In a functional language, where the behavior and the data are meant to be separate, the destructuring of data based on its value ( and or ) shape becomes more important because you need to pass that data to another function in a pipeline, pass only a part of in order to curry a function, etc.

Dart, being object-oriented, most times behavior and data live together, so once I know the type of what I am dealing with, I don't have as much of a need to destructure the data as I do to call methods on the object. This is why Kotlin gets away with having only when expressions instead of full-blown pattern matching.

I can't say that I have a strong preference on which form is better per se, but what @wkornewald has proposed is what would work best for dart in my opinion, and I would imagine (I may be wrong) would be easier to implement as well, seems like mostly just syntactic sugar.

As far as syntax is concerned, I think using the existing switch keyword and extending it the way they did with C# is better than adding a match keyword.

eernstg commented 4 years ago

@wkornewald wrote:

I'm not sure if you agree or disagree .. union types + data classes are a more flexible superset of tagged unions ..

I just maintain that an algebraic datatype and union types aren't the same thing.

(We should find a different term than 'untagged union types' because every OO object has a tag, but I'm referring to a notion of union types where the operands exist independently of the construction of the union type, which I believe is the case for all parts of your proposal. This is in contrast to algebraic datatypes as in SML and other functional languages, where the type A has a fixed set of cases and each case is known to be a case of A. So I'll just say 'algebraic datatype' for the "tagged" kind and 'union type' for the "untagged" kind.)

I agree that if we have an expression whose static type is A|B|C then the compiler will (or certainly can) maintain a representation of the type that allows for checking that any given match construct is guaranteed to match (that is, it contains an exhaustive set of cases). However, there is no particular structure to this. For instance, we could have B <: A and C <: A, and then we could declare victory just with a match on A:

class A {}
class B implements A {}
class C implements A {}

main() {
  A|B|C x = ...;
  match (x) {
    when A => print("Got an A!");
  }
}

The use of A|B|C in this situation could be a mistake in the first place (or it might be the result of a modification in some remote library L that made B <: A and C <: A true, which might not have been the case previously: then it's a mistake that is imposed, inadvertently, on my code by the person who changed L).

Another interpretation is that A|B|C is indeed the union type that the developer wanted to specify, but it is intended to be tested as follows:

match (x) {
  when B => ..;
  when C => ..;
  when A => print("Not a B, not a C, using default algorithm");
}

So do we want to insist that union types only contain operands that are unrelated types, or are they allowed to overlap? If so: how much, and in which ways?

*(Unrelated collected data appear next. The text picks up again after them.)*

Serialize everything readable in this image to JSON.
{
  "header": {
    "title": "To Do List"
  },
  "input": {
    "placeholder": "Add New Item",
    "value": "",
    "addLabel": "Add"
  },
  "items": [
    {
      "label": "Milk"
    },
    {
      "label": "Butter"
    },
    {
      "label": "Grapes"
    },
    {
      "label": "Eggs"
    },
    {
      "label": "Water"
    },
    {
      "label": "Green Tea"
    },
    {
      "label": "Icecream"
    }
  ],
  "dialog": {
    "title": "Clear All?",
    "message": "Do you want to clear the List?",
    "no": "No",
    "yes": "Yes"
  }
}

Similarly, if you have a test like if (x is A|B) and you decide that it should have been A|B|C, how do you search your 2 MLOC project in order to find those occurrences of A|B that should be updated? Maybe some of them is somebody else's would-be algebraic datatype, and maybe they definitely shouldn't be changed! There's also the issue of accidental subtyping:

A|B|C x; // Updated!
A|B y; // Oops, we forgot to change this one to A|B|C.

main() {
  x = y; // Fine!
}

So you might have entire sub-regions of the software where a given union type is used, and it could accidentally become a subtype because we overlooked the need to update it by adding a new case. As long as this sub-region only provides values we may not discover that it is a proper subtype, and maybe we forget to inspect the code where these values are created (even though they might need to take some new situations into account and produce a C now and then).

As usual, we have less structure and fewer guarantees than we would have with an algebraic datatype. For instance, we would have completely different types, rather than ad-hoc usages of types like A|B (that may or may not be intended to mean the same thing). And if we extend an algebraic datatype with a new case then every match on that type can be checked for exhaustiveness.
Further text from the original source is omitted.